Le répertoire des personnes physiques de l’ONS n’inclut pas les artisans, les professions libérales ou autre type d’entreprises, alors que c’est la vocation même d’un répertoire. Retenons aussi qu’il ne fait pas l’objet d’une mise à jour en particulier par confrontation avec les fichiers des impôts ou de la CNAS. Notons enfin que la manière dont est choisie l’activité principale de l’entreprise parmi tous les codes que l’entreprise a choisi lors de son immatriculation au CNRC n’est pas explicitée.

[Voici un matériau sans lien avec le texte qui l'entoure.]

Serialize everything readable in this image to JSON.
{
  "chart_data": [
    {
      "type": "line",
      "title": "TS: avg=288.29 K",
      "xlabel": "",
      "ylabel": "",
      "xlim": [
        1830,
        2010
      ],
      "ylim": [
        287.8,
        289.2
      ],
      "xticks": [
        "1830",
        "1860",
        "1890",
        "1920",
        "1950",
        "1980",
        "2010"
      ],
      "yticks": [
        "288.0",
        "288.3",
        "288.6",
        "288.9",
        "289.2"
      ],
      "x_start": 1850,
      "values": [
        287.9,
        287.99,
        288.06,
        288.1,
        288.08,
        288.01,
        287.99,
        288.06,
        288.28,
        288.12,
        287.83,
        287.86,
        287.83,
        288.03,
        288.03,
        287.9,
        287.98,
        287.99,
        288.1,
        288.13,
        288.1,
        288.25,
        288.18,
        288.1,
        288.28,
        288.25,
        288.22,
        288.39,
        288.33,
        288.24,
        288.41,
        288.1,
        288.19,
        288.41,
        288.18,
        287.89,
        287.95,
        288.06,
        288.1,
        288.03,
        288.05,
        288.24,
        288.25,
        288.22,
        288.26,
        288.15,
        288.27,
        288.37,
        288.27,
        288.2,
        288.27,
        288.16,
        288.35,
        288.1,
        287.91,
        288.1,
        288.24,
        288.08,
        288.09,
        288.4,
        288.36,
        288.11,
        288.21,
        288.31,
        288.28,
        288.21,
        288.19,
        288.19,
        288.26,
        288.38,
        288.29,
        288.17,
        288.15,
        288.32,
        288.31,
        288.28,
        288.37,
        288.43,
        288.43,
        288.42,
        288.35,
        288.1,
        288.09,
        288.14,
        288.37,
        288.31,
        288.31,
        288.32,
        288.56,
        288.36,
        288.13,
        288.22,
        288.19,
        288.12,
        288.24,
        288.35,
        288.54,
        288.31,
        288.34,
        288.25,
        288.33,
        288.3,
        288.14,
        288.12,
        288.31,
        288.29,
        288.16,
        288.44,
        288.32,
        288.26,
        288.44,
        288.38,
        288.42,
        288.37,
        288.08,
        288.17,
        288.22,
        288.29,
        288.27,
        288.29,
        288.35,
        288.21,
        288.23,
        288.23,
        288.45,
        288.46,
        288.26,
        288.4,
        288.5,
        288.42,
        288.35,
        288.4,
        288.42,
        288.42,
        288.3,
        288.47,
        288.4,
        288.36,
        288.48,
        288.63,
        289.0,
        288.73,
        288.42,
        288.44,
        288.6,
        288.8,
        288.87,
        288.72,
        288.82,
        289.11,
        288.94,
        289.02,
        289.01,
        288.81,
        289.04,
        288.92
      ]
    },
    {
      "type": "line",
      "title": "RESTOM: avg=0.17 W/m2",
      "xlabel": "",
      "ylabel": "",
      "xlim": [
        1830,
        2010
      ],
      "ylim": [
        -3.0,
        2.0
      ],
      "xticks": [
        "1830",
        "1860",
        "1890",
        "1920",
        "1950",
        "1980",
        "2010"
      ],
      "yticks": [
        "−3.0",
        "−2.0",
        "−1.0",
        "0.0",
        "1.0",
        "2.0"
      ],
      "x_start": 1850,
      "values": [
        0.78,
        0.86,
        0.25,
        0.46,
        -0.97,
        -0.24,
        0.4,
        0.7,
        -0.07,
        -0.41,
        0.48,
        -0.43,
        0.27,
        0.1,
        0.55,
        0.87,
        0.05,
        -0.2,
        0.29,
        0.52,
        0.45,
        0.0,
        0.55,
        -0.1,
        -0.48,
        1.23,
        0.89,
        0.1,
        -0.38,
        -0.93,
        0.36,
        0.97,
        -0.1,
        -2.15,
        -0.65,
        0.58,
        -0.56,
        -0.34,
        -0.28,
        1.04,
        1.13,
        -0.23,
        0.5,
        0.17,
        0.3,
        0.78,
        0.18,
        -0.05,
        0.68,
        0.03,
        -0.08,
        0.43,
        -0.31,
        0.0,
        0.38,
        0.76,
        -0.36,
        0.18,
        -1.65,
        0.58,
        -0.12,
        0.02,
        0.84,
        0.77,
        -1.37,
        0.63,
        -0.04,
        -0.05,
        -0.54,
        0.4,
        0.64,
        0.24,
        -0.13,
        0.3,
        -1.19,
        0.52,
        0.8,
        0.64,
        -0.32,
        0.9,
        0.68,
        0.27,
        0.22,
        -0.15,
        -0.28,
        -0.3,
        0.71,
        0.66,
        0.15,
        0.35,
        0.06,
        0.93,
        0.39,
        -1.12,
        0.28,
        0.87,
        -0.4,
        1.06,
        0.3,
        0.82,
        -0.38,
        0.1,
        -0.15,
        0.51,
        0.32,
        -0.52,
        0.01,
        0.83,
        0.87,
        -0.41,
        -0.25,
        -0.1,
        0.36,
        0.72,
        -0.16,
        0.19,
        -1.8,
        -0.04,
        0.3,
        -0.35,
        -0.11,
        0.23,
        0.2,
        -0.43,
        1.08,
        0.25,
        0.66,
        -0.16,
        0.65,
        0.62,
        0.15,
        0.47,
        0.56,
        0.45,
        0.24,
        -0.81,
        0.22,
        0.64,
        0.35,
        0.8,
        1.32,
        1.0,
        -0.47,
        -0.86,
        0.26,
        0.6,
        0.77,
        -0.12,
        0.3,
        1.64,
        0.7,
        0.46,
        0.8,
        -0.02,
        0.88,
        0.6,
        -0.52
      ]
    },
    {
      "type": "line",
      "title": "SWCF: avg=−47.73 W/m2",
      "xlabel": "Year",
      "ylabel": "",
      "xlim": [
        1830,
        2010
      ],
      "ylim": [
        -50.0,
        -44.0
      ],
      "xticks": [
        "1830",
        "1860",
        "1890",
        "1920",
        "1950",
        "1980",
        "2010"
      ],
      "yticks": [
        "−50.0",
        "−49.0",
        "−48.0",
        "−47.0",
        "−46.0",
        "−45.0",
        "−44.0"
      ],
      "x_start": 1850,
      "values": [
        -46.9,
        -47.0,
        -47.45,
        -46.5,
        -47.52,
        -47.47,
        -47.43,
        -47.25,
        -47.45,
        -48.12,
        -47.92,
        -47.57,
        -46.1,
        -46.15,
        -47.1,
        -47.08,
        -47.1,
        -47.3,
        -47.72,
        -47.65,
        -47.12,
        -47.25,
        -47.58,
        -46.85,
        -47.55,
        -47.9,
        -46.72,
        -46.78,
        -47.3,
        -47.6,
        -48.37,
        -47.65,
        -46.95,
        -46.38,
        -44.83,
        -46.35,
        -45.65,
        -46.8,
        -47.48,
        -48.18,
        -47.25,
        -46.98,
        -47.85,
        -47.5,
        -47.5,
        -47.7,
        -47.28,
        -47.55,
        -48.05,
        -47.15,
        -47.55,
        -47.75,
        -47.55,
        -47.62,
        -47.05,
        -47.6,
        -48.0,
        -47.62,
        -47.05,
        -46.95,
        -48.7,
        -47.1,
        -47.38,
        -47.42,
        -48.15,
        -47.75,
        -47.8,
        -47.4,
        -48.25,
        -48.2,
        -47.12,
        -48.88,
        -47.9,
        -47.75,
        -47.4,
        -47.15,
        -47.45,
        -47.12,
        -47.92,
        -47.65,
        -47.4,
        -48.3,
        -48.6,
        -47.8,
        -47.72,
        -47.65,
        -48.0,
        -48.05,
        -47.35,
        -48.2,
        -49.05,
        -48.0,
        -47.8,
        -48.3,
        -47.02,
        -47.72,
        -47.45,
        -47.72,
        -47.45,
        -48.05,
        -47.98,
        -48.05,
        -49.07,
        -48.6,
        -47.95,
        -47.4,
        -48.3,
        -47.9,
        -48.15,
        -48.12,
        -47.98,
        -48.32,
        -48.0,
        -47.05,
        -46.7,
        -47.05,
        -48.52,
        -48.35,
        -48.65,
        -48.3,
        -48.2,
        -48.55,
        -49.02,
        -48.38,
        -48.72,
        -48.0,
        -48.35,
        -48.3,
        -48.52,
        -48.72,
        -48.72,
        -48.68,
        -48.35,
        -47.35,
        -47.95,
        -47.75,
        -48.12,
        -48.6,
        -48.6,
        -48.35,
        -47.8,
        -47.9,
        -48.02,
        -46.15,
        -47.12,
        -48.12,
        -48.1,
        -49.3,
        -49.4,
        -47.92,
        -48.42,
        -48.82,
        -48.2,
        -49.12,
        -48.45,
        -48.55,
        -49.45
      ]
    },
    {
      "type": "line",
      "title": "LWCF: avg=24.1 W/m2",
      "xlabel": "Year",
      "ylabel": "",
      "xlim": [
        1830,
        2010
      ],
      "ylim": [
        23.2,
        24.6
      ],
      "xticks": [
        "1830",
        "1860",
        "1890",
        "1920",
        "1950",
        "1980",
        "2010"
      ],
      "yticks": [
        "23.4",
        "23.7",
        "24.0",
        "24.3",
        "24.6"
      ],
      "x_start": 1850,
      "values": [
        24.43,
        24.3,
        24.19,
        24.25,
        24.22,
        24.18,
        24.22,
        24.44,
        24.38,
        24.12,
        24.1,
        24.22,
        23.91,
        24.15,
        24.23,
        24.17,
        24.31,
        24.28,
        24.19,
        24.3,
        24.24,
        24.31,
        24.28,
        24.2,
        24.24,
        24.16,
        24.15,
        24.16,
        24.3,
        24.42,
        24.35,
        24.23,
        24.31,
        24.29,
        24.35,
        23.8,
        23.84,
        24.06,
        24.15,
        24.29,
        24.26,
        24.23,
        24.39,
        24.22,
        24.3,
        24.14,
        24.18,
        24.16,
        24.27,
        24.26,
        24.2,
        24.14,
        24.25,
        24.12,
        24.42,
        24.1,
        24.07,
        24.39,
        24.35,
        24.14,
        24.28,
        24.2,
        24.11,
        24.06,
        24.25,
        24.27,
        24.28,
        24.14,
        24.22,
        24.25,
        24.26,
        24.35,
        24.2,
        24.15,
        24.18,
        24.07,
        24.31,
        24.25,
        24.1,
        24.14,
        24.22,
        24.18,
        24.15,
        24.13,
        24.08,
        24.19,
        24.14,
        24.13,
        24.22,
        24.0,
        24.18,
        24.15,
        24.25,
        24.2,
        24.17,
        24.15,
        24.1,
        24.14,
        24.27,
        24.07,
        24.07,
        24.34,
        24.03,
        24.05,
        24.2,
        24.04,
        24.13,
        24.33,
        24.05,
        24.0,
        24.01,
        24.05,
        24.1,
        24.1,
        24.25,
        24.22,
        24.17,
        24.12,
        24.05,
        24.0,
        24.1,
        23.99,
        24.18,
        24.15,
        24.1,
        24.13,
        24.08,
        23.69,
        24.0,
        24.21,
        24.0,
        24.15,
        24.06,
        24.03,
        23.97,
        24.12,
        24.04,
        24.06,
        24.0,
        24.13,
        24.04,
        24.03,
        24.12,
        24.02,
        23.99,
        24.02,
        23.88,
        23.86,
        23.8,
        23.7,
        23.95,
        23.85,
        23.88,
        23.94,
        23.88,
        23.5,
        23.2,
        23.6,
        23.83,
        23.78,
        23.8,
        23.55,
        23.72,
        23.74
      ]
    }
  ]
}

On a quelques raisons de penser que c’est le premier code rencontré dans la liste des codes qu’a choisis l’entreprise qui est considéré comme l’activité principale.
Pour toutes ces raisons les répertoires de l’ONS ne semblent pas correspondre à l’outil de connaissance des entreprises algérienne qu’on voudrait et il est sans doute temps que les administrations concernées se concertent pour ce faire.
Notes:
- ^ En fait il y avait 2165892 réparties parce-que certaines étaient comptées plusieurs fois du fait qu’elles apparaissent simultanément dans plusieurs secteurs différents. On peut penser toutefois que le tableau rend approximativement compte de la répartition sectorielle.
- ^ DGI, fiscalité des professions libérales, 2018
- ^ 1) Catégorie des professions médicales• Les chirurgiens;• Les médecins;• Les sages-femmes;• Les dentistes;• Les vétérinaires.2) Catégorie des Professions Judiciaires• Des avocats;• Des défenseurs de justice;• Des traducteurs.3) Catégorie des Charges et Offices• Les notaires;• Les huissiers;• Les commissaires-priseurs.4) Catégories des Techniciens• Les experts comptables et comptables agrées;• Les architectes;• Les ingénieurs-conseils;• Les agents commerciaux;• Les photographes;• Les agents d’assurance et assureurs libres ;• Les conseils juridiques et fiscaux;• Les mandataires et représentants libres.